At least three unions in Contra Costa County said they believe it is not right to ask for a higher salary during a global crisis.
"The Deputy Sheriff's Association is extremely upset about union leadership in Contra Costa County asking for money in this crisis," sheriff's deputy union president Shawn Welch told KTVU on Monday. "This is ridiculous. We are public servants. Serve the public and do your part."
He also said the firefighters union and the district attorneys investigators are not behind this effort, either.
"We didn't ask for more during the fires," Welch said. "This is what we do."
AFSCME isn't the only union asking for more compensation.
On Monday, International Federation of Professional and Technical Engineers Local 21 Lead Representative Sean Stalbaum wrote Contra Costa County Administrator David Twa in an email asking for 15% bump in hazard pay. There were dozens of other unions copied on the email.
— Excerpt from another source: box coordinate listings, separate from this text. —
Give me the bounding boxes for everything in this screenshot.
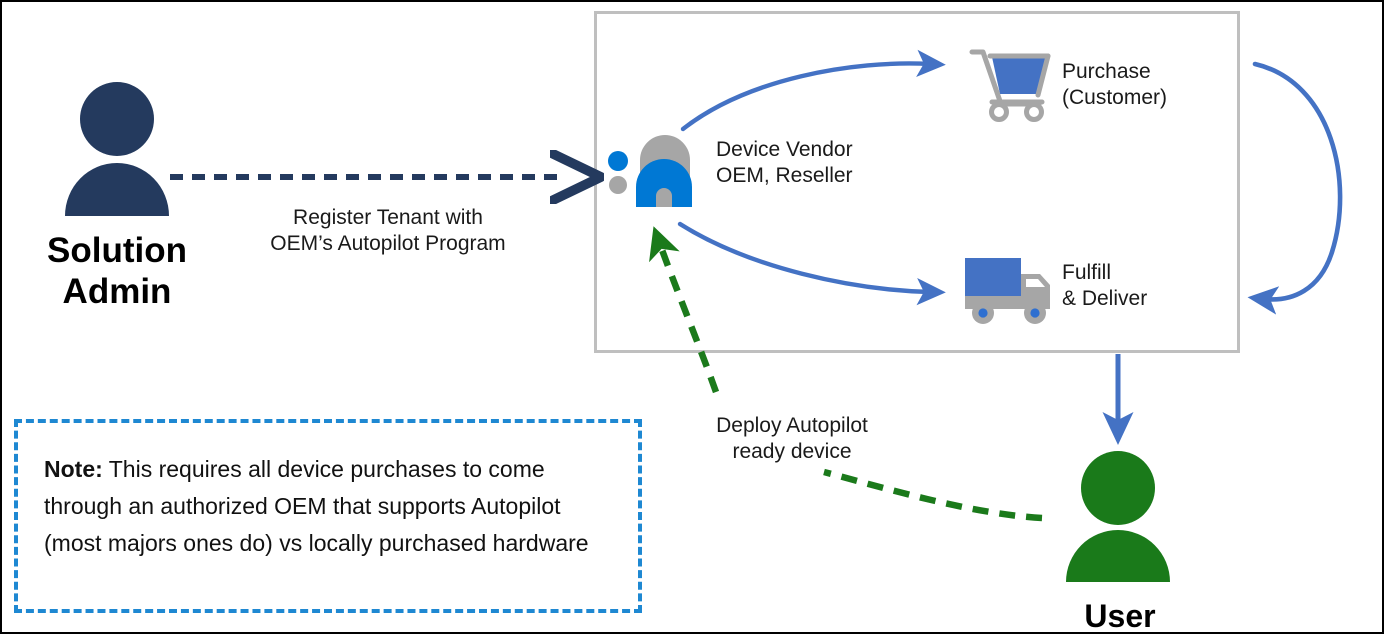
note-callout-box: Note: This requires all device purchases… — [14, 419, 642, 613]
purchase-to-fulfill-loop-arrow — [1255, 64, 1340, 299]
user-label: User — [1032, 597, 1208, 634]
note-text: Note: This requires all device purchases… — [44, 451, 624, 562]
device-vendor-label: Device Vendor OEM, Reseller — [716, 137, 956, 189]
note-prefix: Note: — [44, 456, 103, 482]
diagram-canvas: Solution Admin Register Tenant with OEM’… — [0, 0, 1384, 634]
purchase-label: Purchase (Customer) — [1062, 59, 1252, 111]
deploy-autopilot-connector-label: Deploy Autopilot ready device — [692, 413, 892, 465]
solution-admin-person-icon — [65, 82, 169, 216]
solution-admin-label: Solution Admin — [16, 230, 218, 312]
fulfill-deliver-label: Fulfill & Deliver — [1062, 260, 1252, 312]
register-tenant-connector-label: Register Tenant with OEM’s Autopilot Pro… — [253, 205, 523, 257]
user-person-icon — [1066, 451, 1170, 582]
note-body: This requires all device purchases to co… — [44, 456, 589, 556]
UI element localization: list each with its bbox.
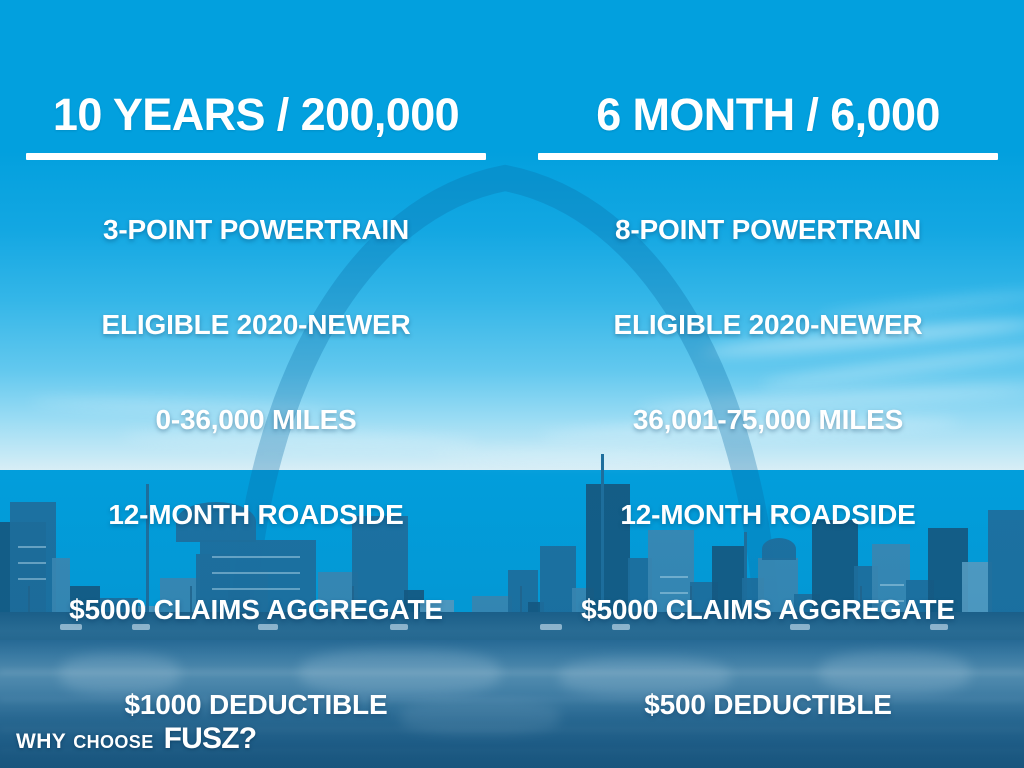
feature-row: 3-POINT POWERTRAIN 8-POINT POWERTRAIN [0,182,1024,277]
plan-column-right: 6 MONTH / 6,000 [512,0,1024,160]
feature-cell-left: 12-MONTH ROADSIDE [0,499,512,531]
feature-row: ELIGIBLE 2020-NEWER ELIGIBLE 2020-NEWER [0,277,1024,372]
feature-cell-left: $5000 CLAIMS AGGREGATE [0,594,512,626]
heading-underline-left [26,153,486,160]
feature-cell-right: 12-MONTH ROADSIDE [512,499,1024,531]
feature-cell-left: 0-36,000 MILES [0,404,512,436]
plan-column-left: 10 YEARS / 200,000 [0,0,512,160]
feature-cell-right: 8-POINT POWERTRAIN [512,214,1024,246]
feature-row: 12-MONTH ROADSIDE 12-MONTH ROADSIDE [0,467,1024,562]
promo-slide: 10 YEARS / 200,000 6 MONTH / 6,000 3-POI… [0,0,1024,768]
slide-content: 10 YEARS / 200,000 6 MONTH / 6,000 3-POI… [0,0,1024,768]
feature-rows: 3-POINT POWERTRAIN 8-POINT POWERTRAIN EL… [0,182,1024,752]
brand-name: FUSZ? [164,722,257,756]
brand-tagline: WHY CHOOSE FUSZ? [16,722,256,756]
feature-row: 0-36,000 MILES 36,001-75,000 MILES [0,372,1024,467]
feature-cell-right: ELIGIBLE 2020-NEWER [512,309,1024,341]
heading-underline-right [538,153,998,160]
feature-cell-right: $500 DEDUCTIBLE [512,689,1024,721]
plan-heading-left: 10 YEARS / 200,000 [0,0,512,137]
brand-choose: CHOOSE [73,732,153,753]
feature-cell-right: 36,001-75,000 MILES [512,404,1024,436]
feature-cell-left: $1000 DEDUCTIBLE [0,689,512,721]
feature-row: $5000 CLAIMS AGGREGATE $5000 CLAIMS AGGR… [0,562,1024,657]
feature-cell-left: ELIGIBLE 2020-NEWER [0,309,512,341]
feature-cell-right: $5000 CLAIMS AGGREGATE [512,594,1024,626]
plan-headings: 10 YEARS / 200,000 6 MONTH / 6,000 [0,0,1024,160]
plan-heading-right: 6 MONTH / 6,000 [512,0,1024,137]
feature-cell-left: 3-POINT POWERTRAIN [0,214,512,246]
brand-why: WHY [16,730,66,754]
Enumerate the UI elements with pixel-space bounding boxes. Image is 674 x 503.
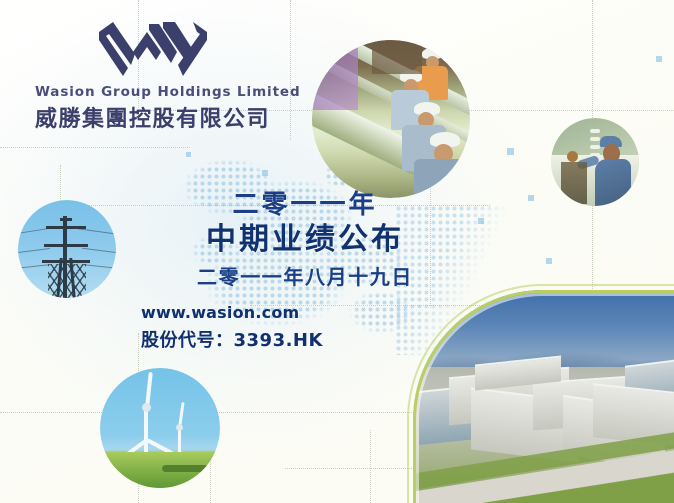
photo-image — [312, 40, 470, 198]
stock-code: 股份代号：3393.HK — [141, 326, 323, 352]
company-info-block: www.wasion.com 股份代号：3393.HK — [141, 303, 323, 352]
photo-image — [100, 368, 220, 488]
background-dot — [656, 56, 662, 62]
headline-block: 二零一一年 中期业绩公布 二零一一年八月十九日 — [150, 190, 460, 290]
background-dot — [262, 170, 268, 176]
logo-chinese-name: 威勝集團控股有限公司 — [35, 101, 270, 133]
photo-power-transmission-tower — [18, 200, 116, 298]
grid-line-vertical — [290, 0, 291, 140]
photo-image — [551, 118, 639, 206]
background-dot — [528, 195, 534, 201]
photo-factory-assembly-line — [312, 40, 470, 198]
background-dot — [186, 152, 191, 157]
headline-year: 二零一一年 — [150, 190, 460, 221]
logo-english-name: Wasion Group Holdings Limited — [35, 84, 270, 100]
grid-line-vertical — [592, 0, 593, 120]
photo-wind-turbines — [100, 368, 220, 488]
website-url[interactable]: www.wasion.com — [141, 303, 323, 322]
photo-industrial-campus — [413, 290, 674, 503]
background-dot — [546, 258, 552, 264]
company-logo: Wasion Group Holdings Limited 威勝集團控股有限公司 — [35, 22, 270, 133]
presentation-slide: Wasion Group Holdings Limited 威勝集團控股有限公司 — [0, 0, 674, 503]
background-dot — [478, 218, 484, 224]
headline-date: 二零一一年八月十九日 — [150, 264, 460, 290]
wasion-w-monogram-icon — [97, 22, 209, 78]
page-title: 中期业绩公布 — [150, 222, 460, 258]
grid-line-vertical — [592, 200, 593, 295]
background-dot — [507, 148, 514, 155]
photo-image — [18, 200, 116, 298]
photo-technician-worker — [551, 118, 639, 206]
grid-line-vertical — [370, 430, 371, 503]
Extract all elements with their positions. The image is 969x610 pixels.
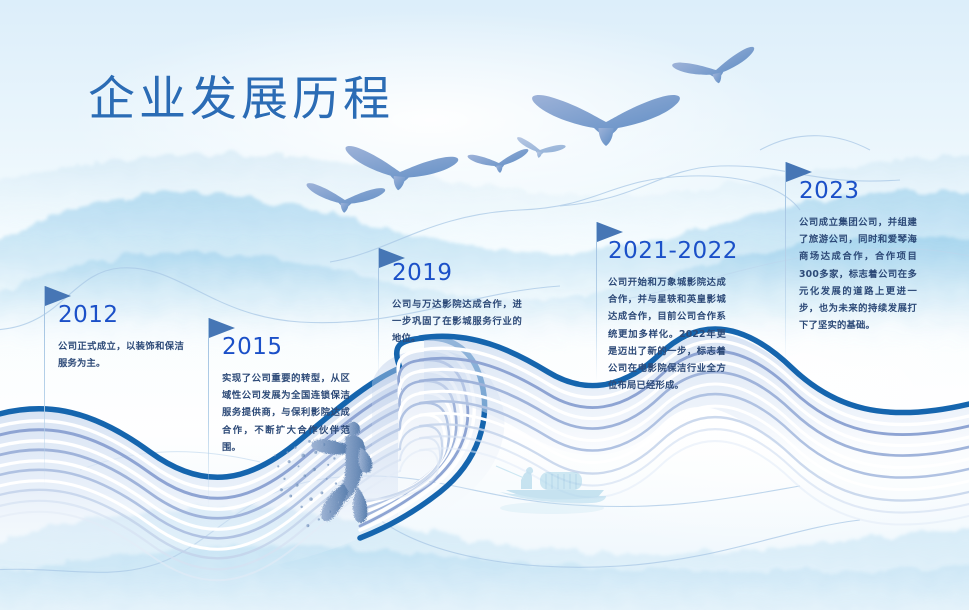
poster-canvas: 企业发展历程 2012 公司正式成立，以装饰和保洁服务为主。 2015 实现了公… (0, 0, 969, 610)
timeline-year-2021-2022: 2021-2022 (608, 238, 738, 264)
timeline-desc-2012: 公司正式成立，以装饰和保洁服务为主。 (58, 338, 184, 372)
page-title: 企业发展历程 (88, 60, 394, 129)
timeline-year-2015: 2015 (222, 334, 283, 360)
flag-pole-icon (208, 318, 209, 508)
timeline-year-2012: 2012 (58, 302, 119, 328)
flag-pole-icon (596, 222, 597, 382)
timeline-year-2023: 2023 (799, 178, 860, 204)
flag-pole-icon (785, 162, 786, 362)
timeline-desc-2015: 实现了公司重要的转型，从区域性公司发展为全国连锁保洁服务提供商，与保利影院达成合… (222, 370, 350, 456)
flag-pole-icon (44, 286, 45, 486)
timeline-desc-2023: 公司成立集团公司，并组建了旅游公司，同时和爱琴海商场达成合作，合作项目300多家… (799, 214, 917, 334)
timeline-desc-2019: 公司与万达影院达成合作，进一步巩固了在影城服务行业的地位。 (392, 296, 522, 348)
timeline-desc-2021-2022: 公司开始和万象城影院达成合作，并与星轶和英皇影城达成合作，目前公司合作系统更加多… (608, 274, 726, 394)
timeline-year-2019: 2019 (392, 260, 453, 286)
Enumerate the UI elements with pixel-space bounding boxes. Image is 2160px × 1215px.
"We believe it is necessary to provide a COVID-19 Pandemic hazard pay premium to those workers who report to work locations and/or who must continue to interact with the public, personally risking their health and the health of their families," Stalbaum wrote.
According to Stalbaum, most of his union members do not have the training or the gear, like first responders do, and can't even protect themselves because there isn't enough protective equipment to go around.
This crisis is unprecedented, and Stalbaum said governments must take notice. Coronavirus is not like an earthquake, fire, flood, or other natural disasters,he said, leaving workers unprepared and vulnerable.
"Thousands of frontline workers in Contra Costa County," Stalbaum wrote, "are expected to risk their own health and the health of their families to be on the job during this crisis."
In a statement, Contra Costa County spokeswoman Susan Shui wrote: "We are looking at all issues as to how we best support employees, and how we can respond to the needs of our residents."
But in an email obtained by KTVU, Twa's office told the unions that his staff will be "reviewing and determining what we are able to do."
However, he added: "We cannot continue to pay all employees to remain at home for several months."